There are currently 6.5 million more students in the U.S. with bachelor's degrees than there are jobs available that require such degrees, including jobs expected to be created by 2022, according to data from the Bureau of Labor Statistics (BLS), but the Obama administration is still expanding programs to encourage even more foreign students to stay in the U.S. and work after graduation.
There were 35,632,000 Americans age 25-64 with bachelor's degrees in 2014. If you include people age 20-24 and 65 years and older, the number grows to 45,176,000, according to the BLS statistics, reported The Washington Free Beacon.
There were 26,033,000 jobs that required bachelor's degrees in 2012, a number that is expected to grow to 29,176,700 by 2022.
"This means that the number of Americans who hold bachelor's degrees now, in their working years, exceeds the number of jobs created by 2022 for bachelor's degrees by 6,458,300," reported the Free Beacon's Ali Meyer.
These statistics are often a result of employers requiring credentials that are not necessarily needed to perform a job, according to Neal McCluskey, director of the Center of Educational Freedom at the Cato Institute.
"Many more employers may well be asking for credentials mainly because they can, not because they now have the need for certain skills and abilities that people can learn in college and more importantly can only learn in college," McCluskey said.
"About one-third of people with bachelor's degrees right now are in jobs that don't require that credential," he said. "Many of those are people who-it's not just the new recent graduates looking for a job-these are many people who they have been on a permanent career track that isn't a job requires a degree."
President Obama's executive actions to encourage foreign students in science and technology fields to stay in the country and work after graduating certainly doesn't help either.
The administration announced Friday the expansion of the Optional Practical Training program, which will allow foreign STEM students to stay in the U.S. for up to three years after getting a degree.
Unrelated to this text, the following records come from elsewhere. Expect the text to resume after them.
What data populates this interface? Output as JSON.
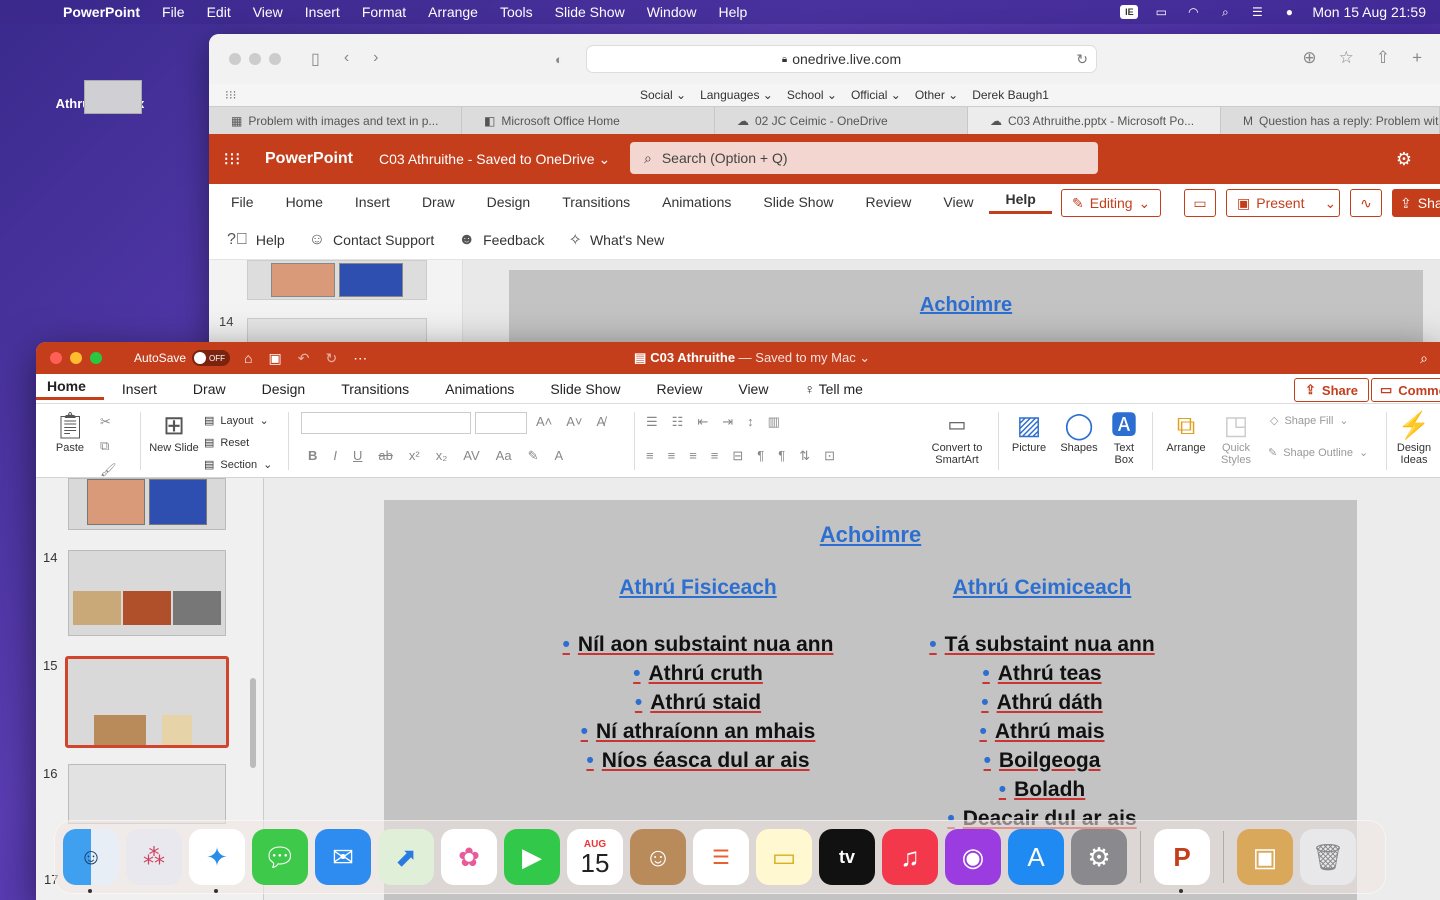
{
  "menubar": {
    "app": "PowerPoint",
    "items": [
      "File",
      "Edit",
      "View",
      "Insert",
      "Format",
      "Arrange",
      "Tools",
      "Slide Show",
      "Window",
      "Help"
    ],
    "datetime": "Mon 15 Aug  21:59"
  },
  "desktop": {
    "file_label": "C03 Athruithe.pptx"
  },
  "safari": {
    "url": "onedrive.live.com",
    "favorites": [
      "Social ⌄",
      "Languages ⌄",
      "School ⌄",
      "Official ⌄",
      "Other ⌄",
      "Derek Baugh1"
    ],
    "tabs": [
      "Problem with images and text in p...",
      "Microsoft Office Home",
      "02 JC Ceimic - OneDrive",
      "C03 Athruithe.pptx - Microsoft Po...",
      "Question has a reply: Problem wit..."
    ],
    "web_app": {
      "brand": "PowerPoint",
      "doc_title": "C03 Athruithe  -  Saved to OneDrive ⌄",
      "search_placeholder": "Search (Option + Q)",
      "menu": [
        "File",
        "Home",
        "Insert",
        "Draw",
        "Design",
        "Transitions",
        "Animations",
        "Slide Show",
        "Review",
        "View",
        "Help"
      ],
      "editing_label": "Editing",
      "present_label": "Present",
      "share_label": "Sha",
      "help_items": [
        "Help",
        "Contact Support",
        "Feedback",
        "What's New"
      ],
      "slide_num": "14",
      "slide_title": "Achoimre"
    }
  },
  "ppt": {
    "autosave_label": "AutoSave",
    "autosave_state": "OFF",
    "title_main": "C03 Athruithe",
    "title_sub": " — Saved to my Mac ⌄",
    "tabs": [
      "Home",
      "Insert",
      "Draw",
      "Design",
      "Transitions",
      "Animations",
      "Slide Show",
      "Review",
      "View"
    ],
    "tell_me": "Tell me",
    "share_label": "Share",
    "comments_label": "Comme",
    "ribbon": {
      "paste": "Paste",
      "new_slide": "New Slide",
      "layout": "Layout",
      "reset": "Reset",
      "section": "Section",
      "convert": "Convert to SmartArt",
      "picture": "Picture",
      "shapes": "Shapes",
      "text_box": "Text Box",
      "arrange": "Arrange",
      "quick_styles": "Quick Styles",
      "shape_fill": "Shape Fill",
      "shape_outline": "Shape Outline",
      "design_ideas": "Design Ideas"
    },
    "thumbs": {
      "n14": "14",
      "n15": "15",
      "n16": "16",
      "n17": "17"
    },
    "slide": {
      "title": "Achoimre",
      "left_heading": "Athrú Fisiceach",
      "left_items": [
        "Níl aon substaint nua ann",
        "Athrú cruth",
        "Athrú staid",
        "Ní athraíonn an mhais",
        "Níos éasca dul ar ais"
      ],
      "right_heading": "Athrú Ceimiceach",
      "right_items": [
        "Tá substaint nua ann",
        "Athrú teas",
        "Athrú dáth",
        "Athrú mais",
        "Boilgeoga",
        "Boladh",
        "Deacair dul ar ais"
      ]
    }
  },
  "dock": {
    "calendar_month": "AUG",
    "calendar_day": "15",
    "tv_label": "tv"
  },
  "colors": {
    "accent": "#c43e1c",
    "slide_blue": "#2d6fd0"
  }
}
Hundreds of thousands of students are expected to be covered under the program, which would increase the amount of time foreign students are allowed to stay and work from 29 months to 36 months total, reported The Washington Times.
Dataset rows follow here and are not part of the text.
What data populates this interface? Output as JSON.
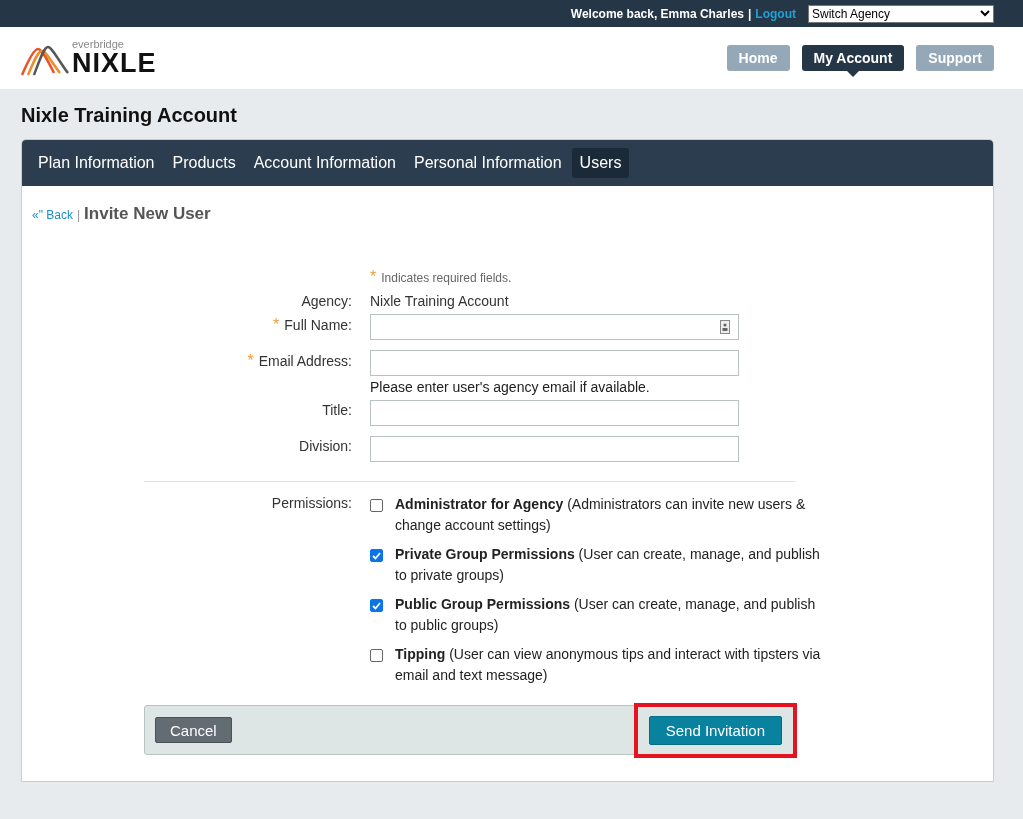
{
  "top_bar": {
    "welcome": "Welcome back, Emma Charles",
    "separator": "|",
    "logout": "Logout",
    "agency_select": "Switch Agency"
  },
  "logo": {
    "small": "everbridge",
    "big": "NIXLE"
  },
  "header_nav": [
    {
      "label": "Home",
      "selected": false
    },
    {
      "label": "My Account",
      "selected": true
    },
    {
      "label": "Support",
      "selected": false
    }
  ],
  "page_title": "Nixle Training Account",
  "tabs": [
    {
      "label": "Plan Information",
      "selected": false
    },
    {
      "label": "Products",
      "selected": false
    },
    {
      "label": "Account Information",
      "selected": false
    },
    {
      "label": "Personal Information",
      "selected": false
    },
    {
      "label": "Users",
      "selected": true
    }
  ],
  "breadcrumb": {
    "back": "«\" Back",
    "separator": "|",
    "title": "Invite New User"
  },
  "form": {
    "required_note_star": "*",
    "required_note": "Indicates required fields.",
    "rows": [
      {
        "kind": "static",
        "label": "Agency:",
        "required": false,
        "value": "Nixle Training Account"
      },
      {
        "kind": "input",
        "label": "Full Name:",
        "required": true,
        "contact_icon": true
      },
      {
        "kind": "input",
        "label": "Email Address:",
        "required": true,
        "hint": "Please enter user's agency email if available."
      },
      {
        "kind": "input",
        "label": "Title:",
        "required": false
      },
      {
        "kind": "input",
        "label": "Division:",
        "required": false
      }
    ],
    "permissions_label": "Permissions:",
    "permissions": [
      {
        "text": "**Administrator for Agency** (Administrators can invite new users & change account settings)",
        "checked": false
      },
      {
        "text": "**Private Group Permissions** (User can create, manage, and publish to private groups)",
        "checked": true
      },
      {
        "text": "**Public Group Permissions** (User can create, manage, and publish to public groups)",
        "checked": true
      },
      {
        "text": "**Tipping** (User can view anonymous tips and interact with tipsters via email and text message)",
        "checked": false
      }
    ]
  },
  "footer": {
    "cancel": "Cancel",
    "submit": "Send Invitation",
    "submit_highlighted": true
  }
}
It would also save businesses hundreds of thousands of dollars a year because they do not have to pay payroll taxes on the wages of workers in the program, as they are still considered students even though they have graduated.
David North, a fellow at the Center for Immigration Studies (CIS), said that the program would harm American workers already looking for jobs in the U.S.
"You're not only talking about replacement workers, you're talking about cheap replacement workers," North told the Times.
CIS estimated in a recent report that the U.S. had "twice as many people (immigrant and native) with STEM degrees as there were STEM jobs."